First steps into the real world for teen

OK, you're now in unexplored territory. This is where what you've learned starts to pay off. You're not helpless, stuck on a conveyor belt. You've made your own decisions about where you want to go, and you've given yourself at least some of the resources you need to get there in one piece.

You've got started on the main game, and you've found out how to get there, despite the deluge of information and disinformation.

There's two basic scenarios:

  • You're just starting college
  • You're at entry level in your career

Either way, the world is now expecting you to pay for being alive. You've moved out, you're running your own life for the first time, flying solo. Now you can really start to sing the song.

Like any explorer, there are some basics to attend to, and keep under control while you're on the trail:

  • Accommodation
  • Costs
  • Having a life
  • Commitments
  • Health

Like nearly everything else in this obsessive society, a lot of that means nothing more or less than MONEY.

It can be a nasty word. Given a chance, it can run your life for you. The only way to beat it is to beat it at its own game:

  • Keep your costs covered.
  • Know what you're spending, and how you're going to pay for things.
  • Pay anything important, yesterday or sooner.
  • Make sure you have what you need, then think about what you want.
  • Try and get good deals, shop around, go for quality.

There's a pretty respectable list of DON'TS:

  • Don't commit yourself to anything, not even a pizza, without doing some costing up front.
  • Don't allow bills to pile up. EVER.
  • Don't try and live on the credit card, it's a definite problem.
  • Don't pay credit with credit. (Certain financial suicide, when it's real money.)
  • Don't borrow if you can possibly avoid it.

Annoying, isn't it?

Not as annoying as being permanently broke, we can promise you.

The reason this is such a big deal is that you can do a pretty thorough and comprehensive job of sabotaging yourself if you don't have the money angle truly locked in.

This is going to sound unfair, but you're at the perfect age to take on a lot of financial obligations are really regret them.

Even if you have backup, and you have financial support by the truckload, it reflects on:

  • Your credit rating,
  • Your financial management skills,
  • Your chances for things like mortgages, personal loans, college loans, etc.

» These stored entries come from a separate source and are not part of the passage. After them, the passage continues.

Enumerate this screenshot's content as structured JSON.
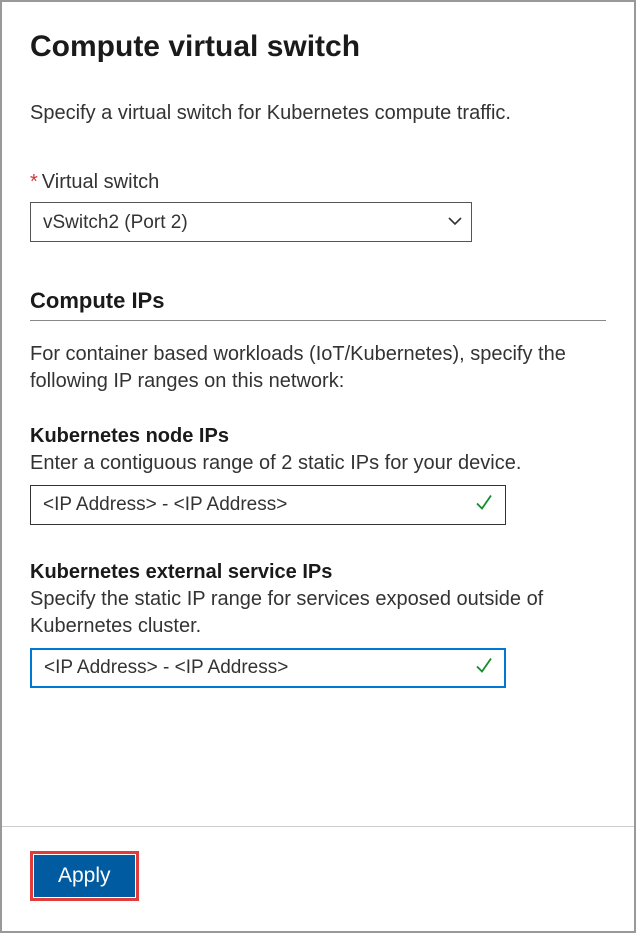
{
  "header": {
    "title": "Compute virtual switch"
  },
  "description": "Specify a virtual switch for Kubernetes compute traffic.",
  "virtual_switch": {
    "label": "Virtual switch",
    "selected": "vSwitch2 (Port 2)"
  },
  "compute_ips": {
    "heading": "Compute IPs",
    "description": "For container based workloads (IoT/Kubernetes), specify the following IP ranges on this network:"
  },
  "node_ips": {
    "title": "Kubernetes node IPs",
    "description": "Enter a contiguous range of 2 static IPs for your device.",
    "placeholder": "<IP Address> - <IP Address>"
  },
  "service_ips": {
    "title": "Kubernetes external service IPs",
    "description": "Specify the static IP range for services exposed outside of Kubernetes cluster.",
    "placeholder": "<IP Address> - <IP Address>"
  },
  "footer": {
    "apply_label": "Apply"
  }
}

When things screw up, and they will try to screw up, even if you don't, that's exactly what you don't need.

So don't do that.

You don't have to live in a monastery, either.

Just stay in the black, not the red. You can have a life, and not destroy your future at the same time.


The story with accommodation is find something affordable and hassle-free.

Don't move into a bad neighborhood to save money, particularly if you have to spend a lot of time going around the bullets and dead bodies.

Lousy buildings, bad sanitation, nutcase neighbors, bizarre landlords, forget it. Moving house isn't fun, and having to do it any more often than you have to should be avoided.

(It's expensive, too.)

If you're studying, or just trying to get settled in to a first job, hassles of any kind are not required.

Living out of a suitcase may sound nice and cheap, but you have to go and buy everything. Ironically, because you don't have anything much to keep you at home, you'll probably find you go out more, and spend more.

(If you're trying to live out of a suitcase, find a cheap way of keeping yourself entertained.)

Having a life

This is another hobby that can cost quite a bit. However, being bored to death isn't a lot of fun, as you may have noticed, watching other people.

Fun is supposed to be part of being alive. Things can get stale, too, and it's another part of exploration, new things, new places, new people.

You will meet someone, sooner or later, and some other explorations will be required.

If you can plan it properly, you can do it all. Some people can live on memberships of clubs, discount plans, any sort of cost cutting exercise. They can have normal social lives without really spending much at all.

Other people know how to find entertainment, at prices they can afford. It really is a matter of tastes. You can spend a fortune on something you find out you don't like, too.


  • Cut out things that are less important.
  • Save up a bit for the things you really want to do.
  • Don't get into habitual, same old things which cost time and money.
    They're just another way of sending yourself broke. You can do that sort of thing when you feel like it, if you feel like it.


This is a word you will be becoming pretty familiar with. Your commitments to your work, to your career and relationships, are inevitable. They're also essential to your life.

Remember: You do have choices in your commitments. You don't have to be pushed into anything. Again, the more options, the better.

Explorers usually create a lot of new relationships, early in their journey. Some of these relationships are very much survival based. People can be supportive.

Some can also be parasitic. The difference between a mosquito and a bloodsucking person is debatable, but it's your call. People who cost you more than they give are a pretty good indication.